Cathi died in the spring of 2000 of liver disease.  She left behind her husband, her beautiful young daughter, and her grieving family and friends. I had seldom been dealt such a direct blow as the news of her parting.  With Cathi passed one of the sureties of my life.  Until then I had little idea of how death, that terrible separation, could hurt.  I was reminded, too, of an incident that happened in the ‘90s just before my graduation.  Cathi and I were walking toward one of the campus parking lots when she suddenly stopped.
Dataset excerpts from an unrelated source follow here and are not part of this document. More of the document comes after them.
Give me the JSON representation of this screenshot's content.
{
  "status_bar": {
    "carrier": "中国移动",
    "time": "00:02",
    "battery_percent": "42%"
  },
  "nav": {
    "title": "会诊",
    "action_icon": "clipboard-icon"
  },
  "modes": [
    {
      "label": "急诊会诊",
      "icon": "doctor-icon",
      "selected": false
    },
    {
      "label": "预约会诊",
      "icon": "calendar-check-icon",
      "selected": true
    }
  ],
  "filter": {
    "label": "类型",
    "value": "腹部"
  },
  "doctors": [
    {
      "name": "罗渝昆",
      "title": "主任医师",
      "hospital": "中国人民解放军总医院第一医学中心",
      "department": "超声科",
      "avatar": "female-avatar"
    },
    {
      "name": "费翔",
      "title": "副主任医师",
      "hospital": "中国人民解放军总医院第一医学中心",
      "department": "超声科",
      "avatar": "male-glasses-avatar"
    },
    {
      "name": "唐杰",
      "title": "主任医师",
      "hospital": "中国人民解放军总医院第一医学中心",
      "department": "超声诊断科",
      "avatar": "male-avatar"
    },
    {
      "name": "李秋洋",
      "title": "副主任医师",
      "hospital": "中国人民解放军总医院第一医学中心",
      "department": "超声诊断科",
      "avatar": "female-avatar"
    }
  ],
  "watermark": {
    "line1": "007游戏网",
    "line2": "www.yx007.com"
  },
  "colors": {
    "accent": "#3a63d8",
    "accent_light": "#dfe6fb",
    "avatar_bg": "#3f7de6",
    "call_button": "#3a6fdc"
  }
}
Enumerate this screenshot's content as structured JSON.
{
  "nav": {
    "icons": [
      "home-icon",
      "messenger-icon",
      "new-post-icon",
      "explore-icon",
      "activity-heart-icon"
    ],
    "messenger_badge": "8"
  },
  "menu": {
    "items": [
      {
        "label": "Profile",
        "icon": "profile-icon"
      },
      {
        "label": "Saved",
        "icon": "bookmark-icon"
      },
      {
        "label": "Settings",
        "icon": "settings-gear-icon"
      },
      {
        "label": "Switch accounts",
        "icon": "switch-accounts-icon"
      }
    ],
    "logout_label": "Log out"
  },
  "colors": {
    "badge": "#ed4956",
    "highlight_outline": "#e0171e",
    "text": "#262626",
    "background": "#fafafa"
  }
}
She grew pale, told me she felt ill, and stretched out beneath a tree in an attempt to recover herself.  In another moment the poor child was sick, and I did what I could to nurse her through the episode, which admittedly was not much, since I am only a clumsy male.in these matters.  Afterwards she felt better.  I offered to walk her up to the school infirmary, but she was determined to go home.  I took her books then and we slowly made our way toward her car.  “I won’t forget this,” she said, as if making a promise.  And I believed her. Certainly I didn’t forget it, At the time of her death, I recalled what had happened with a particular pang of recognition and wondered if it was not a sign of the disease that was to take her.

 

I think about Cathi often now.  After five years, her lively voice and graceful ways still flood into my memory on the least pretext, and sometimes on no pretext.  They are just there, especially in the night when thoughts and memories come on their own.  Sometimes then, with her features before me almost as they were in life, I ask a question, though I don’t know whether it is to Cathi or to my memory of her or to my own pained self. “Oh, Cathi,” I say helplessly. “Why couldn’t Life have held on to you with the same passion and devotion with which you held on to her?” I suspect I will never know the answer.